Fabeltiere und Monolithen

Da sind Comicfiguren entsprungen, aber auch die Natur wirkt kräftig mit. Die Station 8 zeigt in der Ausstellung «Diversité» Skulpturen aus Ton und Holz sowie erdige Bilder.
https://www.station8.ch/titel-fuer-eine-neue-ausstellung/diversite-14-oktober-2017/
Station 8, Zuzwil

Friedlich wie die grüne Farbe seines Hemdes sieht der Gesichtsausdruck des blonden Männleins aus. Gönnt er sich eine Siesta, weil er mit sich und der Welt im Reinen ist, oder lässt er sich beim Coiffeur den Kopf massieren? Die Figuren, die Sophie Favre aus Ton modelliert, haben Charakter. Der «Chemise verte»-Bub könnte in einem Comic oder einem Animationsfilm mitspielen. Andere sind Fabelwesen zwischen Tier und Mensch, so wie der Hahn namens «Punk», der sich mit menschlichen Händen am Schnabel kratzt.

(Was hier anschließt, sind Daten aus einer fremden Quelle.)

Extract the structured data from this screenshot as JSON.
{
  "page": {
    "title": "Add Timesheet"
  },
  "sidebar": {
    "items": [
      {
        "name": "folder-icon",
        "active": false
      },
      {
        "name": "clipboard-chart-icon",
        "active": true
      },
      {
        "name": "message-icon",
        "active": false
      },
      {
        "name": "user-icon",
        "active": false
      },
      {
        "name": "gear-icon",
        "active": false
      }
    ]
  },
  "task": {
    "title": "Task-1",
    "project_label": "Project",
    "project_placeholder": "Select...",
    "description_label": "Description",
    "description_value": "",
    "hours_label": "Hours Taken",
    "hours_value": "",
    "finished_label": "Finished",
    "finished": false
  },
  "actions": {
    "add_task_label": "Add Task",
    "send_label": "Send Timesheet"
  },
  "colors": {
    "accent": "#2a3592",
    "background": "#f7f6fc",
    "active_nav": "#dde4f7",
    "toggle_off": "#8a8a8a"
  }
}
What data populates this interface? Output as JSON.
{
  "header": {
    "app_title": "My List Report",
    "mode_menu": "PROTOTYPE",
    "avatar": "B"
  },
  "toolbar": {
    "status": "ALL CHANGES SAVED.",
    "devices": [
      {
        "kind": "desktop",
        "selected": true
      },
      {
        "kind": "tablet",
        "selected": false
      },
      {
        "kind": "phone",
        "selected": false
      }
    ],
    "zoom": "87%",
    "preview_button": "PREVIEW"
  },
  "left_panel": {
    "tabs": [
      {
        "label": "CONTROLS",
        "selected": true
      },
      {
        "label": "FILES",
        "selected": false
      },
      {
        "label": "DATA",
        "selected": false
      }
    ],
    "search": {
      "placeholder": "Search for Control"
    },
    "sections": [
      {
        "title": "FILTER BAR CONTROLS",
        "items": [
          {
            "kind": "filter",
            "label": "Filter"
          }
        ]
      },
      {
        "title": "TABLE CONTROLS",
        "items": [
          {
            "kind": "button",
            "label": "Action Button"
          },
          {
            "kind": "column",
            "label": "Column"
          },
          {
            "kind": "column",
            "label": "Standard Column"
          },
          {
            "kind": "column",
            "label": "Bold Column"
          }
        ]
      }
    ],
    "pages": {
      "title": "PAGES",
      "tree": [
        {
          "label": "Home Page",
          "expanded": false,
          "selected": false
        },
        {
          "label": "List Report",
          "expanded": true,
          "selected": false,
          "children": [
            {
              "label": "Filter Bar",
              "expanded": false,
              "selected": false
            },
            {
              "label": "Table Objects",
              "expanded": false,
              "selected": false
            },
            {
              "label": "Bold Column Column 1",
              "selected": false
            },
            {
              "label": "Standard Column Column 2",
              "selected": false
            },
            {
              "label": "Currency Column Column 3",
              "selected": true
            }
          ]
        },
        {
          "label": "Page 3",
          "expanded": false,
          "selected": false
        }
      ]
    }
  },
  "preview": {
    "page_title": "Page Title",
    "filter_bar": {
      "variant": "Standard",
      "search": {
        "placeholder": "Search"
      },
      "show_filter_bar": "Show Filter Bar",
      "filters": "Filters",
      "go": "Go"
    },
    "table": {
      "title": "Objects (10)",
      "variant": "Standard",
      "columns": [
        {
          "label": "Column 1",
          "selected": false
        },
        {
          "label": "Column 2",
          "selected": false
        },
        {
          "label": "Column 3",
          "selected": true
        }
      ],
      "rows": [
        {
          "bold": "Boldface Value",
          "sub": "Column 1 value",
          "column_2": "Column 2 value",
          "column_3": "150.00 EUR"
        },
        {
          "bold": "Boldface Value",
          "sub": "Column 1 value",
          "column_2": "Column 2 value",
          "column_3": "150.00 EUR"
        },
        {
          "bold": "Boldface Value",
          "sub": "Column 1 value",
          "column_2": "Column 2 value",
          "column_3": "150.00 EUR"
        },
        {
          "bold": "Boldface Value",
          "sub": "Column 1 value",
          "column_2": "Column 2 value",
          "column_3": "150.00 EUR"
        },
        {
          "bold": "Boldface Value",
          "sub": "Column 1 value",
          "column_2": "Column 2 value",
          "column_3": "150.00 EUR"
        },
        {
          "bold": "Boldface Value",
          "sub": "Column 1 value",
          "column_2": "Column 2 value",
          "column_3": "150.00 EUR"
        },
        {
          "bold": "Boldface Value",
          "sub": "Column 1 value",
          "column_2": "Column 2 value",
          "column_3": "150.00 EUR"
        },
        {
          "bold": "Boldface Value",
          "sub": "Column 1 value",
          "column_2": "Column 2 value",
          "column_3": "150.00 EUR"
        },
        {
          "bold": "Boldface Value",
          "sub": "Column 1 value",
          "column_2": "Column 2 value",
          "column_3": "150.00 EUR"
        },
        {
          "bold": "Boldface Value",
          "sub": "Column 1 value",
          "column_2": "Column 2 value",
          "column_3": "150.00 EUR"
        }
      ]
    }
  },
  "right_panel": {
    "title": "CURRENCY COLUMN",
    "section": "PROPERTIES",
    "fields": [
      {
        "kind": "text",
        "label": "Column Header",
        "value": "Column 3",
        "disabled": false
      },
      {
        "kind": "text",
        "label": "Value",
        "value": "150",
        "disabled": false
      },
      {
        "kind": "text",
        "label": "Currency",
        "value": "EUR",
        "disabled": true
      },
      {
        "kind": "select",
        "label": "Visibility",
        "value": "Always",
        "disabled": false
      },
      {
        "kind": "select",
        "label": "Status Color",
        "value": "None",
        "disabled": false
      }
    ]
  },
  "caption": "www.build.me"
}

Die französische Keramikerin ist zu Gast in der Ausstellung «Diversité» der Station 8. Die Auswahl der Künstler erfolge vor allem nach dem Bauchgefühl und dem Zusammenspiel der Disziplinen, wie der Galerist Hans-Ruedi Wüthrich sagt.

Ablagerungen

Die zweite französische Keramikerin Brigitte Marionneau gestaltet andere Skulpturen als Favre. Die schwarz-weissen Abstraktionen werfen die Betrachter auf die Wahrnehmung von Form und Oberfläche zurück. Zu diesen fast monolithischen Werken im Kontrast stehen die Holzskulpturen der Bernerin Anna Schmid. Sie sägt, schnitzt und kerbt etwa Türme mit feinen Binnen­strukturen («Équilibre»). Auf den Bildern von Wüthrich schliesslich wirkt die Natur als formende Kraft, lagern sich Pigmente und organische Reste ab wie Sedimente in Fliessgewässern.